Dark chocolate reduces endothelial dysfunction after successive breath-hold dives in cool water.

Eur J Appl Physiol 2013 Dec;113(12):2967-75

Objective: The aim of this study is to observe the effects of dark chocolate on endothelial function after a series of successive apnea dives in non-thermoneutral water.

Methods: Twenty breath-hold divers were divided into two groups: a control group (8 males and 2 females) and a chocolate group (9 males and 1 female). The control group was asked to perform a series of dives to 20 m adding up to 20 min in the quiet diving pool of Conflans-Ste-Honorine (Paris, France), water temperature was 27 °C. The chocolate group performed the dives 1 h after ingestion of 30 g of dark chocolate.

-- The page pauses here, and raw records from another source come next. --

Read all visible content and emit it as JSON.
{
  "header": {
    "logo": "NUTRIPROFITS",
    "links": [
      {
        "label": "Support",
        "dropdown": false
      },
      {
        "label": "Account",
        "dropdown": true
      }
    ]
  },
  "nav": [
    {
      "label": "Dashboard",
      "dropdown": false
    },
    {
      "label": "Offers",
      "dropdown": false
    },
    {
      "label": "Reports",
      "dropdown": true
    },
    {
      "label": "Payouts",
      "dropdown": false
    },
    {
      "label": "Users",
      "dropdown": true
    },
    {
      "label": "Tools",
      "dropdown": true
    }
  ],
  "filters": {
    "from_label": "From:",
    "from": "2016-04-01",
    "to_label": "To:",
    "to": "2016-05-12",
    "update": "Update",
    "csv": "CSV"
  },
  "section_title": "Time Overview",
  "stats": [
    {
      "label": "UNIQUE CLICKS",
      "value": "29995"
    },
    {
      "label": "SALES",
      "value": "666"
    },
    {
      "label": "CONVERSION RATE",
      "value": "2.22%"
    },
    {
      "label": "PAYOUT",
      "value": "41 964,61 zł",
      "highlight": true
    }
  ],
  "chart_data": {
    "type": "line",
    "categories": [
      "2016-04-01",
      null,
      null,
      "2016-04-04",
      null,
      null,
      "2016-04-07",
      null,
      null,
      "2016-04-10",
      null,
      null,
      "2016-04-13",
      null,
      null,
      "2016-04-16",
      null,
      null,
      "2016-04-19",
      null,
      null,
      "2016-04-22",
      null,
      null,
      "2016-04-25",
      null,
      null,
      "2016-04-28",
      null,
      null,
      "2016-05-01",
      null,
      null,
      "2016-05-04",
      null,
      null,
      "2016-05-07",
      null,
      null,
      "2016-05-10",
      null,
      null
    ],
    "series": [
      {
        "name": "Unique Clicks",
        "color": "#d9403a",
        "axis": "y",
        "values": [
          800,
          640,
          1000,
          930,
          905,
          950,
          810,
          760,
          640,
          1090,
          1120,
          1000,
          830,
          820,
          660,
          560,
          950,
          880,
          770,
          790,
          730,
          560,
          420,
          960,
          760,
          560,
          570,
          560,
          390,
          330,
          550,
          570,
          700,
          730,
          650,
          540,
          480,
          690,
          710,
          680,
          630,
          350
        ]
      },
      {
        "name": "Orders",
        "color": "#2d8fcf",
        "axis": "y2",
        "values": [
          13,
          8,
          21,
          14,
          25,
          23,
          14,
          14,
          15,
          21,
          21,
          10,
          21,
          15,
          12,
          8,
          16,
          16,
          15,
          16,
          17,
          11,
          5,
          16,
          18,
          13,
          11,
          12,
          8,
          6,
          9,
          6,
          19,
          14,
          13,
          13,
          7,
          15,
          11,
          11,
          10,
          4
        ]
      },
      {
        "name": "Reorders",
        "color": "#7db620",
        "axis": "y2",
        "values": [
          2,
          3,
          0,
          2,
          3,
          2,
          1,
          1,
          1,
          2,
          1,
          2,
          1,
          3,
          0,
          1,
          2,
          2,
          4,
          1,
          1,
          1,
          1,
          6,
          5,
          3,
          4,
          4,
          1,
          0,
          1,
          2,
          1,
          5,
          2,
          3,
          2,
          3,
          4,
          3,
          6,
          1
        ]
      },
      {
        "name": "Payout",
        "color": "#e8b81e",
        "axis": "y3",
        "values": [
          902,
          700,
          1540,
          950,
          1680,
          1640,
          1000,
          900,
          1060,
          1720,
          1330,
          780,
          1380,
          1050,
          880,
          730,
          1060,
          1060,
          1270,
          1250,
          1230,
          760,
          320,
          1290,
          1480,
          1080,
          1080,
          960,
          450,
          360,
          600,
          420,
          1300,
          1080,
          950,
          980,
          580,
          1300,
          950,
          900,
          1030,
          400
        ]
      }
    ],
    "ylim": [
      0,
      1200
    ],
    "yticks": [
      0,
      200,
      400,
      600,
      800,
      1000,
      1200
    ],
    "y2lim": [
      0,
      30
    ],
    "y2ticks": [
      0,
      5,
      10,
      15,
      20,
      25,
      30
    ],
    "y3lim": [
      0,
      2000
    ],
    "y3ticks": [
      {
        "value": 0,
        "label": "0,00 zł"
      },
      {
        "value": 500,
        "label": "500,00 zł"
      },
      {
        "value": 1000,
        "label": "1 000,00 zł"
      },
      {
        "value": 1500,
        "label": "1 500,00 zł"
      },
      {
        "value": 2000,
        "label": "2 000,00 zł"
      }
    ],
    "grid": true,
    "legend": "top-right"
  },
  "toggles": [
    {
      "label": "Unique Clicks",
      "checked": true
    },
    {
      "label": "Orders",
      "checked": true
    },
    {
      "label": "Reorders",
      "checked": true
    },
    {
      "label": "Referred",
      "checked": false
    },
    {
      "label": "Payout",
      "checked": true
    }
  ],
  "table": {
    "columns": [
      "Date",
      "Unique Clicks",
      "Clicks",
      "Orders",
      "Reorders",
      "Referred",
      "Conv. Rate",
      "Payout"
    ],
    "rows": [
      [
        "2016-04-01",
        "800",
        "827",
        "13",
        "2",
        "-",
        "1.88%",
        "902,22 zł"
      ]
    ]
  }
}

Flow-mediated dilatation (FMD), digital photoplethysmography, nitric oxide (NO), and peroxynitrite ONOO−) levels were measured before and after each series of breath-hold dives.

Results: A significant decrease in FMD was observed in the control group after the dives (95.28 ± 2.9 % of pre-dive values, p < 0.001) while it was increased in the chocolate group (104.1 ± 2.9 % of pre-dive values, p < 0.01). A decrease in the NO level was observed in the control group (86.76 ± 15.57 %, p < 0.05) whereas no difference was shown in the chocolate group (98.44 ± 31.86 %, p > 0.05). No differences in digital photoplethysmography and peroxynitrites were observed between before and after the dives.

Conclusion: Antioxidants contained in dark chocolate scavenge free radicals produced during breath-hold diving. Ingestion of 30 g of dark chocolate 1 h before the dive can thus prevent endothelial dysfunction which can be observed after a series of breath-hold dives.